O Milan quase não fez prisioneiros entre os seus excluídos durante o verão, com Fikayo Tomori o único a permanecer e regressar à sua posição, enquanto todos os outros, nomeadamente Christopher Nkunku e Youssouf Fofana, foram forçados a sair.
O atacante afirmou recentemente que ficou surpreso com a escolha e ainda não a entendeu totalmente. Segundo Fabrizio Romano (trad. Mercado de transferências), esperava-se que tivesse outra chance depois de apenas um ano em San Siro. Acreditava-se que ele poderia ter sido uma alternativa viável atrás de Gonzalo Ramos, já que Os rossoneri Atualmente conta apenas com Francisco Camarda, também como número 10.

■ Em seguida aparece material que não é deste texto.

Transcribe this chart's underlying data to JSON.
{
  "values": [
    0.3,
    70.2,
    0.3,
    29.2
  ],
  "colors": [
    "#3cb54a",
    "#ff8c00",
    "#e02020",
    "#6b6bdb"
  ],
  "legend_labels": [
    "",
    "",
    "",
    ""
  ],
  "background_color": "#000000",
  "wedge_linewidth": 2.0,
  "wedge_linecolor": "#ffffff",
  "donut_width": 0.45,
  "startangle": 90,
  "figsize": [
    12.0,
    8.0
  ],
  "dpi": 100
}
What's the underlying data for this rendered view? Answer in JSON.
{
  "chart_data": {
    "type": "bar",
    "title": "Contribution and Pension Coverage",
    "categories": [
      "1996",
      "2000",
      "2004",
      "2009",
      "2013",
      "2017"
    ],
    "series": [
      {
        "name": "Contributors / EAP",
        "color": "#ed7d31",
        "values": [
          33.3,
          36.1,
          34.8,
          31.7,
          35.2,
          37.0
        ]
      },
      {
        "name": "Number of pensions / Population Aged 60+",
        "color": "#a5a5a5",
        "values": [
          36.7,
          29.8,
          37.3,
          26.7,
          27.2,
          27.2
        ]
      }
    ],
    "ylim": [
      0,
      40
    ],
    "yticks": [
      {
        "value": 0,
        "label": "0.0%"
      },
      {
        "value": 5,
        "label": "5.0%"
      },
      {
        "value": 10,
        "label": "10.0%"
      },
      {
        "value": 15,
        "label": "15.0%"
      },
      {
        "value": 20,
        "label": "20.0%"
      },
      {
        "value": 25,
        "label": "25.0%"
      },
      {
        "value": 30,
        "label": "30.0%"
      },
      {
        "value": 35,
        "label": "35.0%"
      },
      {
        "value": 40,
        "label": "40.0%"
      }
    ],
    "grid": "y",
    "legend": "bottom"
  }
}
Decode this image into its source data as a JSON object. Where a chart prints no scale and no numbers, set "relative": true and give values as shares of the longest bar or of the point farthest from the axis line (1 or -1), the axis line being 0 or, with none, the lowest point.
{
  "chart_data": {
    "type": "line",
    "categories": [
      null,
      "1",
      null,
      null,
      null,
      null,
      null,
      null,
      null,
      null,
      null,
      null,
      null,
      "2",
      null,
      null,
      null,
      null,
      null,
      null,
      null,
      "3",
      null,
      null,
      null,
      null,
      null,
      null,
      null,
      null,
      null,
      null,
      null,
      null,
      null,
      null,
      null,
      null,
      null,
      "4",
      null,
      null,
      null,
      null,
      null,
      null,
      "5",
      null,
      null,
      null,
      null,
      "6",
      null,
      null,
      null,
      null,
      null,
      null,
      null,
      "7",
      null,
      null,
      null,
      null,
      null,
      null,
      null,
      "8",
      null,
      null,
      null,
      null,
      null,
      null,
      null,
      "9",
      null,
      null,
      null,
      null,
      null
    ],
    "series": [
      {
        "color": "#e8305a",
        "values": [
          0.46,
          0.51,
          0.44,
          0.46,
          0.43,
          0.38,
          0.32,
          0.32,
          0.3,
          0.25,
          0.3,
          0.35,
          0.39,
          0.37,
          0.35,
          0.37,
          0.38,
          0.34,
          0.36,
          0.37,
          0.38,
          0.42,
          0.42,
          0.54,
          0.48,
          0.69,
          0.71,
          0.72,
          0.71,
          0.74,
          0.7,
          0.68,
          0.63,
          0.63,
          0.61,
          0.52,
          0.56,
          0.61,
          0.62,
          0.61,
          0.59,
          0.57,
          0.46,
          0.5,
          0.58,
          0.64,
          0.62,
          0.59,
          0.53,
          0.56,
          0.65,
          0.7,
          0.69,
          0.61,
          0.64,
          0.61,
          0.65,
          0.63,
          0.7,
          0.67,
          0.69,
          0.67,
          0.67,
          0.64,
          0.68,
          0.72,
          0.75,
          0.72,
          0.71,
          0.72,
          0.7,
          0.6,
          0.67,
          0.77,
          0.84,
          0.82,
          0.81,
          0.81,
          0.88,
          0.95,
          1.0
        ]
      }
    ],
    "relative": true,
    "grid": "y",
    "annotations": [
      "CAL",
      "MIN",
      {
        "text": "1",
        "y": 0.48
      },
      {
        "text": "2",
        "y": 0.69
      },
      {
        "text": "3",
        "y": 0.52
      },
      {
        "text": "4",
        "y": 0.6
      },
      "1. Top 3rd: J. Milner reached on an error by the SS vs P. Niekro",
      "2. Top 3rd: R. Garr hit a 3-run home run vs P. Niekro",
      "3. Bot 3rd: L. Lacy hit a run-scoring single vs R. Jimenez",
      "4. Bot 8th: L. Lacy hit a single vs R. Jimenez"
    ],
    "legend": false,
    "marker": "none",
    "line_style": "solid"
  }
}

Em vez disso, Milan e Ruben Amorim decidiram, em meados do verão, prescindir de Nkunku e Fofana. Eles concordaram em termos ruins apenas para se livrar deles, pelo menos nesta temporada. O primeiro regressou ao RB Leipzig com um empréstimo de 3 milhões de euros e opção de compra de 28 milhões de euros.
Em vez disso, o meio-campista mudou-se para o Sevilla apenas temporariamente, sem nenhuma cláusula em vigor e com seu novo clube cobrindo apenas 8% de seu salário. O acordo foi rapidamente fechado no final do prazo. o Os rossoneri Ele trabalhou durante horas em sua mudança para o Olympique Lyonnais. Ao contrário de Tomori, ele teria sido retirado do time se não tivesse saído.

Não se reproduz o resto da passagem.